Ad oggi, il testo di riferimento rimane il disegno di legge
bipartisan presentato da Lavinia Mennuni (FdI) e Marianna Madia
(Pd), che prevede l'innalzamento della soglia anagrafica per
l'iscrizione autonoma ai social a 15 anni, l'obbligo di sistemi
di controllo parentale e tutele per i minori esposti online.

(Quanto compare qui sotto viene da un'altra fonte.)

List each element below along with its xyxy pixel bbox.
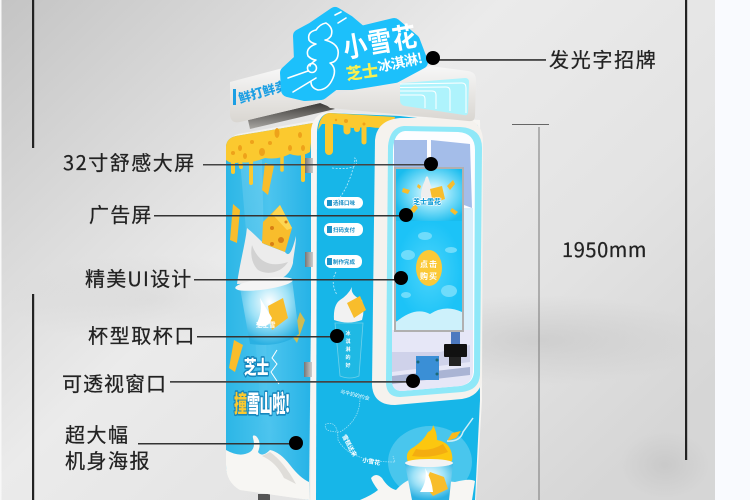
left sign box: 鲜打鲜卖: [236, 75, 290, 107]
handwritten text and flow line: [325, 388, 395, 467]
callout: cup outlet: 杯型取杯口: [88, 320, 196, 349]
roof glow panel: [400, 78, 469, 115]
dashed flow path top: [332, 158, 357, 295]
handwritten text and flow line: 小雪花: [362, 455, 381, 467]
callout: cup outlet: [88, 320, 344, 349]
step pills: 制作完成: [333, 258, 356, 266]
step pills: 选择口味: [333, 199, 356, 207]
step pills: 扫码支付: [333, 226, 356, 234]
ice cream cup bottom: [360, 418, 475, 500]
cup outline: 好: [345, 362, 351, 369]
slogan doodle: [271, 350, 279, 384]
step pills: [324, 197, 363, 268]
header: [230, 12, 476, 129]
buy button: [416, 250, 442, 286]
callout: sign: [426, 44, 658, 73]
hinges: [304, 158, 313, 377]
callout: body poster: 机身海报: [65, 445, 151, 474]
panel: front body: [304, 112, 482, 500]
milk wave: [226, 435, 309, 500]
callout: 32 inch screen: [63, 147, 438, 176]
vertical rule left top: [32, 0, 34, 148]
roof right box: [320, 66, 476, 121]
panel: side poster: [226, 120, 316, 500]
milk splash and cup: 芝士雪: [256, 319, 276, 329]
callout: body poster: 超大幅: [65, 419, 130, 448]
callout: ad screen: [89, 199, 413, 228]
window interior: [392, 131, 475, 391]
window bezel: [372, 118, 483, 405]
screen ice cream: [402, 176, 458, 215]
foot: [258, 494, 270, 500]
callout: UI design: 精美UI设计: [85, 263, 192, 292]
slogan: 雪山啦!: [247, 386, 290, 419]
callout: window: [62, 368, 420, 397]
buy button: 购买: [420, 271, 438, 282]
callout: sign: 发光字招牌: [549, 44, 658, 73]
left sign box: [230, 68, 320, 122]
cheese pieces: [229, 163, 305, 372]
yellow drips: [318, 113, 395, 151]
light-up logo sign: 冰淇淋!: [376, 48, 424, 77]
under roof shadow: [248, 103, 335, 129]
callout: 32 inch screen: 32寸舒感大屏: [63, 147, 196, 176]
light-up logo sign: [287, 12, 424, 94]
handwritten text and flow line: 雪糕送来: [340, 433, 359, 458]
cone ice cream: [334, 287, 366, 322]
vertical rule right: [685, 0, 687, 460]
screen ice cream: 芝士雪花: [413, 197, 441, 207]
callout: ad screen: 广告屏: [89, 199, 153, 228]
yellow cheese top: [226, 123, 313, 183]
cup outline: 的: [345, 354, 351, 361]
height dimension: 1950mm: [562, 234, 647, 263]
slogan: 芝士: [244, 353, 269, 380]
cup outline: 淋: [345, 346, 351, 353]
machine: [226, 12, 483, 500]
callout: body poster: [65, 419, 303, 474]
dispenser parts: [416, 356, 439, 380]
touch screen: [394, 167, 464, 332]
slogan: [234, 353, 290, 419]
light-up logo sign: 小雪花: [340, 14, 420, 66]
callout: window: 可透视窗口: [62, 368, 167, 397]
vertical rule left bottom: [32, 294, 34, 500]
callout: UI design: [85, 263, 408, 292]
slogan: 撞: [234, 386, 247, 419]
cup outline: 冰: [345, 330, 351, 337]
cup outline: 淇: [345, 338, 351, 345]
handwritten text and flow line: 与牛奶的约会: [340, 388, 370, 402]
cup outline: [335, 323, 363, 378]
buy button: 点击: [420, 259, 438, 270]
light-up logo sign: 芝士: [344, 57, 379, 85]
milk splash and cup: [235, 205, 299, 345]
neon ice cream icon: [288, 12, 346, 92]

L'uso del telefonino e delle relative funzioni digitali dovrebbe
procedere per fasce d'età, limitando le parti telefoniche, così
come i messaggi, e negando l'accesso a siti e servizi
considerati pericolosi. Aperture progressive piuttosto che un
divieto secco.
Al provvedimento principale si sono affiancate ulteriori
proposte: quella a firma Mara Carfagna, che fissa un divieto
totale sotto i 13 anni e restrizioni fino ai 16 con divieto di
profilazione pubblicitaria, e il disegno di legge di Giorgia
Latini (Lega), che estende l'obbligo del consenso dei genitori
fino alla maggiore età. Tutte le bozze assegnano all'Autorità
per le garanzie nelle comunicazioni (Agcom) compiti di vigilanza
e poteri sanzionatori, con massimali che nella proposta più
severa arrivano al 6% del fatturato annuo dei fornitori dei
servizi digitali e all'ipotesi di oscuramento delle piattaforme
inadempienti.
A determinare la fase di stallo sono soprattutto le complessità
tecniche e legali connesse ai meccanismi di "age verification".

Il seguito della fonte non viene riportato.